Daqui se conclui que as sociedades científicas portuguesas, entre as quais uma das mais activas e mais antigas, a Sociedade Portuguesa de Matemática- SPM (de que me orgulho de fazer parte há muitos anos), foram deliberadamente
excluídas da tarefa de "gestão curricular" (seja lá o que isso for, o ministério gosta de inventar palavras, mas quem deve fazer a gestão dos currículos são os professores), e que só serão ouvidas se
forem convidadas para tal pelas... associações de professores. Daqui se conclui também que a Sociedade Portuguesa de Física - SPF (da qual também me orgulho de fazer parte há muitos anos) é também ignorada pela equipa de Tiago Rodrigues. Ora, se muitos professores de Matemática estão representados pela SPM (há uma Associação de Professores de Matemática, que parece alinhar com o "eduquês" do Ministério), a SPF representa-os a todos. O mesmo se aplica à Sociedade Portuguesa de Química - SPQ. E a sociedades de outras áreas. Como é que um bioquímico pode pensar que os professores e os investigadores das ciências básicas, de Matemática, de Física e de Química, e também os das Ciências Naturais, não se podem pronunciar sobre os conteúdos das disciplinas que ensinam e estudam?
O Ministério da Educação já era incompetente no tempo de Nuno Crato. Uma funcionária chegou-me a dizer uma vez que não entregava uma carta ao ministro, suspeito que por não concordar com o seu conteúdo. Mas esse Ministério continua incompetente. A situação perfeitamente surreal que a carta do Ministério configura traduz uma total marginalização e a uma tentativa de silenciamento das sociedades científicas portuguesas. Só para se ter uma noção clara
da irrelevância a que Tiago Rodrigues está a votar as sociedades neste processo, faço notar que até alunos do Básico e Secundário estão a ser ouvidos:
Excertos elucidativos (bolds meus, tão espantosos que me espantam a mim que já vi muita coisa):
"Numa corrida contra o tempo, estiveram toda a manhã reunidos, cada nível de ensino na sua sala, para chegarem a diagnósticos e propostas comuns, que tanto o ministro, como o secretário de Estado da Educação, João Costa, garantiram que serão tidas em conta na revisão dos currículos que o ministério está a preparar. (...)
“Precisamos de saber que há mais vida para além da escola e não estar ali só para ir passando de ano”, comenta Manuel, aluno do 9.º ano de escolaridade. " (...)

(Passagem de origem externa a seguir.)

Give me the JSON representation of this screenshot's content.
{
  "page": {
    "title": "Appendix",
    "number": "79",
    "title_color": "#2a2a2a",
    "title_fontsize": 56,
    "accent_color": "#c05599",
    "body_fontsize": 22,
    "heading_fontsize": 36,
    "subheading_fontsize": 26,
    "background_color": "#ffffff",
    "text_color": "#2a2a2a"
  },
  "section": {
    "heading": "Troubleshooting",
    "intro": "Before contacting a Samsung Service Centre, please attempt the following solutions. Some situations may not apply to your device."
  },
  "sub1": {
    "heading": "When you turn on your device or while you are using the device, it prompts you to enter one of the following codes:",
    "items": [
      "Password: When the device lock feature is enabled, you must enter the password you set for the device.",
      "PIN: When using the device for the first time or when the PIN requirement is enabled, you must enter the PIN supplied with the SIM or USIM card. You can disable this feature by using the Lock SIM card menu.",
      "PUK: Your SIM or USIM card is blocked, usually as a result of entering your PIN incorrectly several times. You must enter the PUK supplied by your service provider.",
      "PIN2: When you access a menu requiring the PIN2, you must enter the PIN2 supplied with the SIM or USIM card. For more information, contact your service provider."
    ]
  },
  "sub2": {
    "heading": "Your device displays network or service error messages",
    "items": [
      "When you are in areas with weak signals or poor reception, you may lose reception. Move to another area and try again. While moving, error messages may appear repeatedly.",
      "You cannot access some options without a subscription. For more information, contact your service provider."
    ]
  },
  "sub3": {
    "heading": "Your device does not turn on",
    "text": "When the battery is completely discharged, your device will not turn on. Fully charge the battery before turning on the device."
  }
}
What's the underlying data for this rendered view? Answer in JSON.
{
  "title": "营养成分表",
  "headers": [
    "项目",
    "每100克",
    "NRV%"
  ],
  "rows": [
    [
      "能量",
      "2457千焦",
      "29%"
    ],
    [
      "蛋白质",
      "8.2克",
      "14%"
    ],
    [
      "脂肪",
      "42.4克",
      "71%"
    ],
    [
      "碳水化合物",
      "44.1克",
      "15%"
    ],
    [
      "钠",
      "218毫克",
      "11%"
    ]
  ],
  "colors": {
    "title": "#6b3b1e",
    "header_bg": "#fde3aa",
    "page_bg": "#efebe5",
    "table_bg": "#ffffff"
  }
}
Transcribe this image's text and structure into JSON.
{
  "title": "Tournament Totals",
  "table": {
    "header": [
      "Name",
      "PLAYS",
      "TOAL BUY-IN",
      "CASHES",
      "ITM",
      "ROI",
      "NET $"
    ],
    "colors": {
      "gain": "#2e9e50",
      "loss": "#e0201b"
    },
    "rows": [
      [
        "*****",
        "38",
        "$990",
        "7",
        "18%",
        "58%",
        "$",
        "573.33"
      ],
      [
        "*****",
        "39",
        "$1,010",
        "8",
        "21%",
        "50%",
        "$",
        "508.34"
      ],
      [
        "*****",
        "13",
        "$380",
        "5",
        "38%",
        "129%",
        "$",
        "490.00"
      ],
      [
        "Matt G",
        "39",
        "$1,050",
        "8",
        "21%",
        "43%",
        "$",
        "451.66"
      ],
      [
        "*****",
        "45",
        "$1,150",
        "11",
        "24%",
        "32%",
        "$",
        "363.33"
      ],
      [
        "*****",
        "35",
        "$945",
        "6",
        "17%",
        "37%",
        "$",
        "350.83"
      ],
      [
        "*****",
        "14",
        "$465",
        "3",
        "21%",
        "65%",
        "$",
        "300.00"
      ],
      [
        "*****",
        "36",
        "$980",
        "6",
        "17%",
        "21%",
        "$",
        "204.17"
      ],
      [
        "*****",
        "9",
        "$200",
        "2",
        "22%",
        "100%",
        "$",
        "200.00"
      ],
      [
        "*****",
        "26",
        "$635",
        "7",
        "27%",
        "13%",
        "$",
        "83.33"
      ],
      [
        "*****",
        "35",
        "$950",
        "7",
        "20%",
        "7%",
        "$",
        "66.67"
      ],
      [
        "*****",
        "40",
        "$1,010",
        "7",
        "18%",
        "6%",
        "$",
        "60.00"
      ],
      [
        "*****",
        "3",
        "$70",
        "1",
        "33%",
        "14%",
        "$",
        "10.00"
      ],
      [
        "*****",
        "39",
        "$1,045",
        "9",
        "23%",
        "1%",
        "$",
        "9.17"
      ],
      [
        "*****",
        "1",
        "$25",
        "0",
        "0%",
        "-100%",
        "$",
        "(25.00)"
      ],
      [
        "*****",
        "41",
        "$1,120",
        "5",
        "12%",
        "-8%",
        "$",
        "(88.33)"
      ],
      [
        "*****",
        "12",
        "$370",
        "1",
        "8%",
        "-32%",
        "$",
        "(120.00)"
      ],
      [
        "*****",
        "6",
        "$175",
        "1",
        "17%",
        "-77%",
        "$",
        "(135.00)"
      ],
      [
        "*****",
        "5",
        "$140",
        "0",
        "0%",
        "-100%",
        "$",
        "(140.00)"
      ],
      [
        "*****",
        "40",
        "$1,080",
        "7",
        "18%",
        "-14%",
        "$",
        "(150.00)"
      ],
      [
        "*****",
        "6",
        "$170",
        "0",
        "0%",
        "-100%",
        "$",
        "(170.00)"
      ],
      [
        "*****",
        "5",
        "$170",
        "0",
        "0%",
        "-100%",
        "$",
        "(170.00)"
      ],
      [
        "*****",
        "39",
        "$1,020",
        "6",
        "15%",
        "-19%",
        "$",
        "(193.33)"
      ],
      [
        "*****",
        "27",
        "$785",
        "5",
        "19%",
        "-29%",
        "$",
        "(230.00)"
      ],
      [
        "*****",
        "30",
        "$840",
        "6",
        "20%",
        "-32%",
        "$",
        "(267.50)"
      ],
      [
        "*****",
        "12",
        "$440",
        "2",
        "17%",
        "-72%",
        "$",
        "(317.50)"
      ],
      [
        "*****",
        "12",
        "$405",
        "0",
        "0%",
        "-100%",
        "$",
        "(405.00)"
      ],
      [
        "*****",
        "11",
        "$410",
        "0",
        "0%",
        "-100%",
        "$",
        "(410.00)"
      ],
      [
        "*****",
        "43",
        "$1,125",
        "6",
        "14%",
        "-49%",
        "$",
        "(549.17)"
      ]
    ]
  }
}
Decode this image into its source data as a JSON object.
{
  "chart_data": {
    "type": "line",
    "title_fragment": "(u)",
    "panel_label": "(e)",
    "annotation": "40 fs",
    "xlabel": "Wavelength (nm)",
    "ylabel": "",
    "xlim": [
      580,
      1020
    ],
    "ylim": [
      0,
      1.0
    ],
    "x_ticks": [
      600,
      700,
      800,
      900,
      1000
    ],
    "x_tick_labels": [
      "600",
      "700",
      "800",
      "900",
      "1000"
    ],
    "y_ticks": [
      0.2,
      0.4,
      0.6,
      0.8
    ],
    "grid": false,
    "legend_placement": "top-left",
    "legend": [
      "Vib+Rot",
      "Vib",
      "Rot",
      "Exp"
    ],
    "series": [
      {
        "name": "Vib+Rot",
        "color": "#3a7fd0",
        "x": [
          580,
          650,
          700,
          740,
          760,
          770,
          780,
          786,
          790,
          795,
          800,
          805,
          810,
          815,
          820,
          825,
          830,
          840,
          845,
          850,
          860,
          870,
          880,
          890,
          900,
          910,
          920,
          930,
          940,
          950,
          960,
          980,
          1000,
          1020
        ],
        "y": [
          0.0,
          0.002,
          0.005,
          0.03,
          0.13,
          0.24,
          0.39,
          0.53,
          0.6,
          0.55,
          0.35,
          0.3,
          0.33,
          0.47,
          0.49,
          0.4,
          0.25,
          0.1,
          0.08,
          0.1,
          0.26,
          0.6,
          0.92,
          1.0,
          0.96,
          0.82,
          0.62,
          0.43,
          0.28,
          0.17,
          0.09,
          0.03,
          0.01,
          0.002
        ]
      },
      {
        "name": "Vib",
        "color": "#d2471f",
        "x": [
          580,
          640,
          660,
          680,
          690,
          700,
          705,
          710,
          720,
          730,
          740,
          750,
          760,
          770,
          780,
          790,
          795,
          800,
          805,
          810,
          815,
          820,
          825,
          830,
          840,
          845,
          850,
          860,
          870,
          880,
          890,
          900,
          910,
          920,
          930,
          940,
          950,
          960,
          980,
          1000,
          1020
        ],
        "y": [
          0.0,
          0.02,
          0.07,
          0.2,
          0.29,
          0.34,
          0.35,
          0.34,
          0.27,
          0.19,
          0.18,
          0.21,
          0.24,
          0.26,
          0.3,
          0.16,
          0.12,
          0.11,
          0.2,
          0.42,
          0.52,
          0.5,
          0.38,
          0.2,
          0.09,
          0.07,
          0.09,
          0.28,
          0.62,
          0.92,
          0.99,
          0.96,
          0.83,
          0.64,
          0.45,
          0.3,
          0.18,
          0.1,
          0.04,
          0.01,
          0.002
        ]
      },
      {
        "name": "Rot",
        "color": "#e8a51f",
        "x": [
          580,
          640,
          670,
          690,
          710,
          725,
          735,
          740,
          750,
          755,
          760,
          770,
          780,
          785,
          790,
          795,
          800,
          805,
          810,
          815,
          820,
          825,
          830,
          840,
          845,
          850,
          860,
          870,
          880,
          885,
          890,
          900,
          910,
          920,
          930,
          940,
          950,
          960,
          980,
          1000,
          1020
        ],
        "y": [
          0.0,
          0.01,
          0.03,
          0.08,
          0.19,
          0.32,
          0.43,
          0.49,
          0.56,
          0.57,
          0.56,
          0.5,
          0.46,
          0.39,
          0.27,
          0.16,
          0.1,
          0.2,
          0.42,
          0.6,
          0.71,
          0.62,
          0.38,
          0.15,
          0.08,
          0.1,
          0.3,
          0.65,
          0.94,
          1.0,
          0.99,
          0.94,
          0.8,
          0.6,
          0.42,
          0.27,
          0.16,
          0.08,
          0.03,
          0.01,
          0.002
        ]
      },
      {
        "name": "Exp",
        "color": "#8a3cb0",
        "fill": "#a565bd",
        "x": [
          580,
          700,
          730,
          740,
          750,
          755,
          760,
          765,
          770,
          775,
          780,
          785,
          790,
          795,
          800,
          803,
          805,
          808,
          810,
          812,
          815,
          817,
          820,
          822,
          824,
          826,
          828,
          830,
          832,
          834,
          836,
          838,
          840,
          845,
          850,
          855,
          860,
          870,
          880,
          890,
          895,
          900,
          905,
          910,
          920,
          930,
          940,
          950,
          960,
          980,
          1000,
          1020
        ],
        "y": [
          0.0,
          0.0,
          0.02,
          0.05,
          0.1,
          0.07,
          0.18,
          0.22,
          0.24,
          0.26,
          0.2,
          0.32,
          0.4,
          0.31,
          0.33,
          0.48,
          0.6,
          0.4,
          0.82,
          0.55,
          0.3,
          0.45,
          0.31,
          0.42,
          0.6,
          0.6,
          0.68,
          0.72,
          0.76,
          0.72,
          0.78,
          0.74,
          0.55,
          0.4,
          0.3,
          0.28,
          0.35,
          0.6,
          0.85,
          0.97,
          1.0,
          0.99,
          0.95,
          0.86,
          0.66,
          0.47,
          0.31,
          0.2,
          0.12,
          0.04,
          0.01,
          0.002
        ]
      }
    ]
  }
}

"João Costa, que assistiu à apresentação das conclusões, gaba a “qualidade da reflexão” que foi feita pelos alunos. Diz que tem 32 páginas de apontamentos com o que foi sendo dito por estes e que resume em três grandes áreas: articulação entre aprendizagem e cidadania; metodologias mais activas em sala de aula; alargamento do leque de opções no ensino secundário. Tiago Brandão Rodrigues destaca a novidade da iniciativa: “Nada disto tinha acontecido antes. Quando chegarem à altura de ter filhos vão saber que contribuíram para o que estão a aprender, para o que será o ensino no futuro”."
Muito lindo! Os alunos do básico e secundário podem pronunciar-se sobre os currículos que devem aprender, com a audição prestimosa do ministro e de um seu secretário de Estado. Mas os professores e cientistas já não! Tiago Rodrigues, manietado por um ministério viciado numa ideologia errada e perniciosa, ainda está a tempo de arrepiar caminho. Se não o fizer, será nominalmente ele - e não a sua equipa - o responsável pela regressão na educação portuguesa.
5 comentários:
Os alunos do ensino básico e secundário, sem a mínima noção do significado das matérias leccionadas (lecionadas) nas diferentes disciplinas curriculares, podem opinar sobre as mesmas, assim como as associações profissionais. Os verdadeiros entendidos, as sociedades científicas portuguesas, são marginalizadas e silenciadas?...Fica a impressão de que se começa a construir o edifício pelo telhado...
À metodologia de consultar os alunos, ao contrário do Senhor Ministro, não lhe encontro novidade alguma. O facto do Senhor Secretário de Estado da Educação ser escuteiro revela-se nestes detalhes do "ask the boy" que tão bem o fundador do escutismo, Baden-Powell, preconizou.
A metodologia de não consultar as sociedades científicas e os educadores (professores) é que temos que lamentar profundamente. Mas isto o Senhor Secretário de Estado garantidamente não o aprendeu nos escuteiros!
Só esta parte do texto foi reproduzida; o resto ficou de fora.